There is nothing sacrosanct about having a budget surplus if it means slower growth in the economy. This holds true as long as markets are prepared to lend to you at reasonable rates, and in the case of the UK they are.
Interest rates at which we borrow have hardly moved. Indeed the cost to the Exchequer of servicing the debt is similar to what it was in 2008 despite the debt trebling over that period.
Why is this relevant? Because according to the latest ONS data for government finances, George Osborne’s target of a budget surplus on current spending was achieved in 2017/8, albeit two years later than originally planned. The small £112m surplus is the first in 16 years. The data also show better tax receipts and more people in employment than earlier predictions had suggested. Stealth taxes and overpaying in many areas such as inheritance tax seem to have all helped. But the overall deficit was still some 2 per cent of GDP.

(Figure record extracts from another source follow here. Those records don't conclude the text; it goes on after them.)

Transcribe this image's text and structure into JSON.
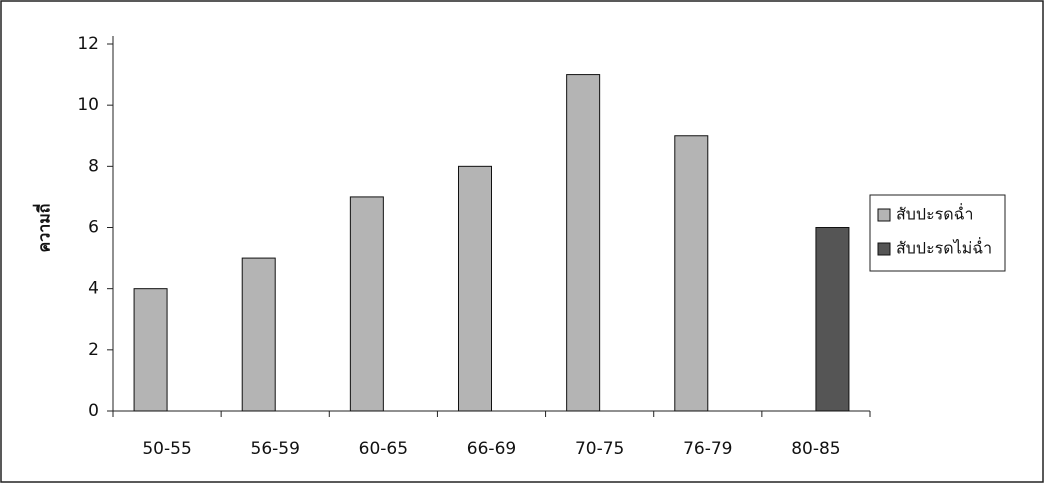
{
  "chart_data": {
    "type": "bar",
    "y_label": "ความถี่",
    "categories": [
      "50-55",
      "56-59",
      "60-65",
      "66-69",
      "70-75",
      "76-79",
      "80-85"
    ],
    "series": [
      {
        "name": "สับปะรดฉ่ำ",
        "color": "#b4b4b4",
        "values": [
          4,
          5,
          7,
          8,
          11,
          9,
          null
        ]
      },
      {
        "name": "สับปะรดไม่ฉ่ำ",
        "color": "#555555",
        "values": [
          null,
          null,
          null,
          null,
          null,
          null,
          6
        ]
      }
    ],
    "ylim": [
      0,
      12
    ],
    "yticks": [
      0,
      2,
      4,
      6,
      8,
      10,
      12
    ],
    "legend": "right"
  }
}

George Osborne as Chancellor was defined by the austerity he presided over after the financial crisis. But in the process much was done to unbalance the economy which has been left in a permanent weaker state. Spending cuts in real terms across most sectors took their toll on service provision. Business investment has been slow to recover since the initial drop from the crisis. And although the sharp reduction in public sector jobs has been more than made up by higher private sector employment, many of the new jobs over the period have been low paid, part time, self-employed and relatively low productivity, with the result that real wages have taken a decade to get back to where they were before the crisis.